PGK1, a glycolytic enzyme, has been found to play a role in coordinating cellular processes crucial to cancer metabolism and brain tumor formation, according to results published in today's online issue of Molecular Cell. The findings may lay the groundwork for improved approaches to diagnosis and treatment of glioblastoma and other cancers.
The study, led by The University of Texas MD Anderson Cancer Center, showed that PGK1, which is associated with tumor metastasis and drug resistance, was instrumental in glycolysis and the citric acid cycle, both important for generating the energy that feeds cancer cells. The paper sheds further light on the Warburg effect, an enzymatic pathway that cancer cells employ to boost energy levels and produce cellular substances that lead to rapid cancer growth.
"The Warburg effect promotes tumor progression. Exactly how this is coordinated has remained elusive," said Zhimin Lu, M.D., Ph.D., professor of Neuro-Oncology. "Our study highlights that PGK1 acts as a protein kinase in coordinating glycolysis and the citric acid cycle in cancer metabolism and tumor formation."
Normal cells generate oxygen for survival via a relatively low rate of glycolysis, which converts glucose into the enzyme pyruvate. Pyruvate is used in the citric acid cycle (TCA), a series of chemical reactions that generate energy.
Cancer cells however produce energy by a high rate of glycolysis followed by lactic acid fermentation in the cell, a process that converts glucose into cellular energy and forms lactic acid. Normal healthy cells will bypass this fermentation process if oxygen is available. Malignant, rapidly growing tumors can experience glycolytic rates up to 200 times higher than those of healthy cells and will undergo lactic acid fermentation even in the presence of high oxygen levels.
"The Warburg effect is characterized by increased levels of glucose, lactate production and suppression of pyruvate metabolism in mitochondria," said Lu. "Exactly how this process is coordinated with cancer metabolism has been little understood."
Lu's team found that a cellular chain of events involving activation of cancer genes like EGFR, KRAS and B-Raf and the protein ERK, allowed PGK1 to "translocate" into the cell's mitochondria. Mitochondria are membrane-containing cell components crucial for producing energy. PGK1 acted as a protein kinase in mitochondria and activated a critical enzyme that inhibited the mitochondria's ability to use pyruvate, suppressed chemically reactive molecules containing oxygen and increased lactate levels.

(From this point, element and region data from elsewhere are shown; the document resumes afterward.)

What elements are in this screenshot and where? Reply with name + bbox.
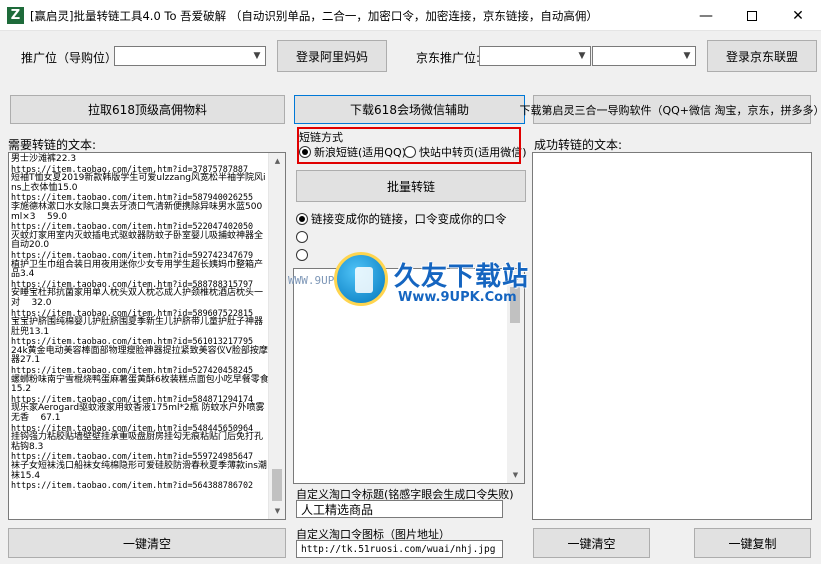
watermark: WWW.9UPK.COM 久友下载站 Www.9UPK.Com [288,246,530,314]
source-title-line: 灭蚊灯家用室内灭蚊插电式驱蚊器防蚊子卧室婴儿吸捕蚊神器全自动20.0 [11,230,264,251]
login-alimama-button[interactable]: 登录阿里妈妈 [277,40,387,72]
source-title-line: 李施德林漱口水女除口臭去牙渍口气清新便携除异味男水蓝500ml×3 59.0 [11,201,263,222]
watermark-brand: 久友下载站 [394,262,530,292]
source-title-line: 植护卫生巾组合装日用夜用迷你少女专用学生超长姨妈巾整箱产品3.4 [11,259,264,280]
scroll-thumb[interactable] [272,469,282,501]
maximize-icon [747,10,757,21]
link-replace-radio[interactable] [296,213,308,225]
close-icon: ✕ [792,7,804,24]
output-text-area[interactable] [532,152,812,520]
scroll-down-icon[interactable]: ▼ [507,467,524,483]
fetch-618-materials-button[interactable]: 拉取618顶级高佣物料 [10,95,285,124]
source-text-area[interactable]: 男士沙滩裤22.3 https://item.taobao.com/item.ht… [8,152,286,520]
source-title-line: 安睡宝杜邦抗菌家用单人枕头双人枕芯成人护颈椎枕酒店枕头一对 32.0 [11,288,264,308]
link-option-2-radio[interactable] [296,231,308,243]
copy-all-button[interactable]: 一键复制 [694,528,811,558]
highlight-box [297,127,521,164]
chevron-down-icon: ▼ [683,51,691,61]
scroll-up-icon[interactable]: ▲ [269,153,285,169]
left-clear-button[interactable]: 一键清空 [8,528,286,558]
download-3in1-software-button[interactable]: 下载第启灵三合一导购软件（QQ+微信 淘宝，京东，拼多多） [519,95,821,124]
minimize-icon: — [699,7,713,24]
source-title-line: 现乐家Aerogard驱蚊液家用蚊香液175ml*2瓶 防蚊水户外喷雾无香 67… [11,403,265,424]
download-site-logo-icon [334,252,388,306]
jd-promo-select-1[interactable]: ▼ [479,46,591,66]
custom-icon-input[interactable]: http://tk.51ruosi.com/wuai/nhj.jpg [296,540,503,558]
scroll-down-icon[interactable]: ▼ [269,503,285,519]
watermark-url: Www.9UPK.Com [398,290,517,305]
promo-position-label: 推广位（导购位）: [21,51,122,65]
source-text-content: 男士沙滩裤22.3 https://item.taobao.com/item.ht… [11,154,269,491]
source-title-line: 袜子女短袜浅口船袜女纯棉隐形可爱硅胶防滑春秋夏季薄款ins潮袜15.4 [11,461,267,481]
source-title-line: 24k黄金电动美容棒面部物理瘦脸神器提拉紧致美容仪V脸部按摩器27.1 [11,345,268,366]
link-replace-option[interactable]: 链接变成你的链接，口令变成你的口令 [296,211,507,227]
chevron-down-icon: ▼ [253,51,261,61]
download-618-wechat-helper-button[interactable]: 下载618会场微信辅助 [294,95,525,124]
app-icon: Z [7,7,24,24]
source-scrollbar[interactable]: ▲ ▼ [268,153,285,519]
source-title-line: 宝宝护脐围纯棉婴儿护肚脐围夏季新生儿护脐带儿童护肚子神器肚兜13.1 [11,317,264,337]
link-replace-label: 链接变成你的链接，口令变成你的口令 [311,212,507,226]
output-text-label: 成功转链的文本: [534,138,623,152]
right-clear-button[interactable]: 一键清空 [533,528,650,558]
minimize-button[interactable]: — [683,0,729,31]
chevron-down-icon: ▼ [578,51,586,61]
login-jd-button[interactable]: 登录京东联盟 [707,40,817,72]
maximize-button[interactable] [729,0,775,31]
custom-title-input[interactable]: 人工精选商品 [296,500,503,518]
batch-convert-button[interactable]: 批量转链 [296,170,526,202]
source-url-line: https://item.taobao.com/item.htm?id=5643… [11,480,254,491]
source-title-line: 螺蛳粉味南宁雪棍烧鸭蛋麻薯蛋黄酥6枚装糕点面包小吃早餐零食 15.2 [11,374,269,395]
window-title: [赢启灵]批量转链工具4.0 To 吾爱破解 （自动识别单品，二合一，加密口令，… [30,9,598,23]
source-title-line: 挂钩强力粘胶贴墙壁壁挂承重吸盘厨房挂勾无痕粘贴门后免打孔粘钩8.3 [11,432,264,452]
source-title-line: 短袖T恤女夏2019新款韩版学生可爱ulzzang风宽松半袖学院风ins上衣体恤… [11,173,266,193]
link-option-2[interactable] [296,231,308,243]
title-bar[interactable]: Z [赢启灵]批量转链工具4.0 To 吾爱破解 （自动识别单品，二合一，加密口… [0,0,821,31]
source-text-label: 需要转链的文本: [8,138,97,152]
jd-promo-position-label: 京东推广位: [416,51,481,65]
jd-promo-select-2[interactable]: ▼ [592,46,696,66]
promo-position-select-1[interactable]: ▼ [114,46,266,66]
close-button[interactable]: ✕ [775,0,821,31]
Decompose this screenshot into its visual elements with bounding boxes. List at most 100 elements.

"Our findings provided critical insight into the Warburg effect and demonstrates that PGK1 ultimately promotes cancer cell proliferation and tumor formation," said Lu. "It may help us to develop a molecular basis for improved diagnosis and treatment of cancer."
MD Anderson team participants included Xinjian Li, Ph.D., Yuhui Jiang, Ph.D., Weiwei Yang, Ph.D., Yanhua Zheng, Ph.D. and Yan Xia, Ph.D., all of Neuro-Oncology; and David Hawke, Ph.D. and Kenneth Aldape, M.D., Pathology. Other participating institutions included Shanghai Jiaotong University, China, and the Salk Institute for Biological Studies, La Jolla, Calif.
The study was funded by the National Institutes of Health (2R01 CA10935, 1R0CA169603, 2P50CA127001, 1R01NS089754, CA16672, and CA82683).